Bu vesileyle 24 Aralık 1998 tarihinde Ankara'da sonsuzluğa uğurladığımız Kore gazimiz Emekli Albay Refik Soykut'u, yine Kore'de kazandığımız Kunuri zaferinde şehit düşen, ancak naaşı bulunamadığından kayıp askerlerimiz arasında yer alan Yenice Mahalle'deki komşumuz Yüzbaşı Esat Nadir Öztüzün'ü de rahmet ve minnetle anmayı millî bir görev sayıyorum. 

KORE'DE 3 YILDA 741 ŞEHİT VERDİK     
Kore Savaşı İkinci Dünya Savaşı sonrası soğuk savaşın ilk sıcak çatışmasıydı. 25 Haziran 1950'de Kuzey Kore’nin Güney Kore'ye saldırması ile başladı. ABD ve müttefiklerinin, daha sonra da Çin'in müdahalesiyle uluslar arası boyut kazandı. Üç yıldan fazla süren savaş çok sayıda insanın hayatına mal oldu ve dünya ekonomisini de olumsuz etkiledi. Temmuz 1953’te 38’inci paralel civarında mütareke imzalanarak savaşa son verildi. Bu barış antlaşmasına göre 38’inci paralel iki Kore arasında sınır oluyor, arada 4 Km’lik silâhtan arınmış bir tampon bölge bırakılıyordu.

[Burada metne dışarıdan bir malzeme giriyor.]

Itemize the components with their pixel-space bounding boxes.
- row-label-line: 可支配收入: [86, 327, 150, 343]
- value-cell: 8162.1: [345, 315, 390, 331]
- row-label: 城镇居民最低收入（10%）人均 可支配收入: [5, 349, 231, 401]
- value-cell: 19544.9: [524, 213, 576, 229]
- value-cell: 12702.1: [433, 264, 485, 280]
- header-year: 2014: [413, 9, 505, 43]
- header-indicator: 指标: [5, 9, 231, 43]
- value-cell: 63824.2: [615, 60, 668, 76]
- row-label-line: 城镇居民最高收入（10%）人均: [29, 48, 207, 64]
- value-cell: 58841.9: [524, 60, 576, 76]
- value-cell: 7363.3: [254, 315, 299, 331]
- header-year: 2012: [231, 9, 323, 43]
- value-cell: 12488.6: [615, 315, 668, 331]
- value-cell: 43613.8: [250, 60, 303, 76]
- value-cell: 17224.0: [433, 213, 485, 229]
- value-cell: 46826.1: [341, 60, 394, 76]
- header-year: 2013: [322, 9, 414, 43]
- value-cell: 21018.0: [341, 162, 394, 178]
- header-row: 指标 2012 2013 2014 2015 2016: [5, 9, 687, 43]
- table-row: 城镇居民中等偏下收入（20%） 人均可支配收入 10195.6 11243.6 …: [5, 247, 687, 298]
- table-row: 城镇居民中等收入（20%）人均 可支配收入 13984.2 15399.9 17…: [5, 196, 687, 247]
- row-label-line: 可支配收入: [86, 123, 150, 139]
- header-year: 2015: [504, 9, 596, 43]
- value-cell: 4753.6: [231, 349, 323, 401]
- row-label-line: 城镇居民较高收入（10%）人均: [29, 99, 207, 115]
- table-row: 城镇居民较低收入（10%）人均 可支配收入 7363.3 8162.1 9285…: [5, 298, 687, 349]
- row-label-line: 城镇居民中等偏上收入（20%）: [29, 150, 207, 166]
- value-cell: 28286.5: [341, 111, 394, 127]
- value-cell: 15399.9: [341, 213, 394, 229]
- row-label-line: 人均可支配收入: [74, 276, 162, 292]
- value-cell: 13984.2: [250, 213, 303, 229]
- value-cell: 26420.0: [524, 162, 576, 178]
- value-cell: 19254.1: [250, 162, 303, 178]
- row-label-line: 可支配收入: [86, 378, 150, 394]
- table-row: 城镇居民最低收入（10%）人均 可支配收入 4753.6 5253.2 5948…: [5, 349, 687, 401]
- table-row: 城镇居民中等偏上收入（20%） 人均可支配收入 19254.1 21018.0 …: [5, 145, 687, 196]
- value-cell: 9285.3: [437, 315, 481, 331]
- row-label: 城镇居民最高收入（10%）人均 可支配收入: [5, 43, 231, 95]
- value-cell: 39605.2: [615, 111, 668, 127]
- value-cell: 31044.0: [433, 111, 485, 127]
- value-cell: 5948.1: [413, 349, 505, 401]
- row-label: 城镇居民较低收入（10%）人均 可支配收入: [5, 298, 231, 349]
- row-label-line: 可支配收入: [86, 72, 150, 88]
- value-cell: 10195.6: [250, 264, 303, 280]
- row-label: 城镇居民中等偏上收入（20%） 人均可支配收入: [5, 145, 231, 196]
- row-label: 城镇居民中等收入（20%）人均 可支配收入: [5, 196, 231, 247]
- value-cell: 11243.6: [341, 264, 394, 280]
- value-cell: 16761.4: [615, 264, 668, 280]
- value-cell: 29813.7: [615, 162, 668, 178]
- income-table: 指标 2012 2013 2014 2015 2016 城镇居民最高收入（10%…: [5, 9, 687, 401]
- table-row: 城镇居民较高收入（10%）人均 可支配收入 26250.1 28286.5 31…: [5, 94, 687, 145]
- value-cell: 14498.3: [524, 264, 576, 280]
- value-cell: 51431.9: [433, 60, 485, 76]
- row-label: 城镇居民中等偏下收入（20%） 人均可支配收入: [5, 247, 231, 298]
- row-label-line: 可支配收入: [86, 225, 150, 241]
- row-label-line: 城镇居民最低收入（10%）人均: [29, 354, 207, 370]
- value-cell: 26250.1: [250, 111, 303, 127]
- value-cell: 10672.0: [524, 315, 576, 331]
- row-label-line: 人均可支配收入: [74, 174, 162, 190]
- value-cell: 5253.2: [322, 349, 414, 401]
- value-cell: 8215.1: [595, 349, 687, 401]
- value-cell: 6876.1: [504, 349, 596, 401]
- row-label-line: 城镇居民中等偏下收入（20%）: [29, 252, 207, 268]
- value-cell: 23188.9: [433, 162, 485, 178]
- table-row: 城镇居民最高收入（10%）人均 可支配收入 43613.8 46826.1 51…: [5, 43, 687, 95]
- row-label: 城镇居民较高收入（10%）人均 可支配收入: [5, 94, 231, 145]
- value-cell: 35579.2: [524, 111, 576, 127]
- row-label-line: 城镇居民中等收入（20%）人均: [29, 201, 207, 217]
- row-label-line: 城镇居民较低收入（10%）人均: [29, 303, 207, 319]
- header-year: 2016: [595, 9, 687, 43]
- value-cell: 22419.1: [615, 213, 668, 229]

Bu savaşta Türkiye'nin de katıldığı Birleşmiş Milletler ordusu ölü, kayıp, yaralı, esir olarak 450 bin kişi kaybetti. Komünistlerin kaybı ise 1,5 milyonun üzerindeydi. Türkiye savaşa ilk olarak 17 Ekim 1950 tarihinde General Tahsin Yazıcı'nın komutasında 5090 kişilik bir tugay gönderdi. Katıldığı savaşlarda muhtelif görevler alan Türk tugayı kazandığı büyük başarılarla dünyanın takdirini topladı. Kore’de 741 şehit verdik, 175 askerimiz kayboldu, yaklaşık 2000 askerimiz de yaralandı.  Türkiye üç yıl boyunca Kore'ye değiştirme birliği adı altında subay, astsubay ve er olarak 50.000 dolayında asker gönderdi. Güney Kore'de bugün şehitlerimizin defnedildiği bir “Türk Şehitliği” bulunmaktadır.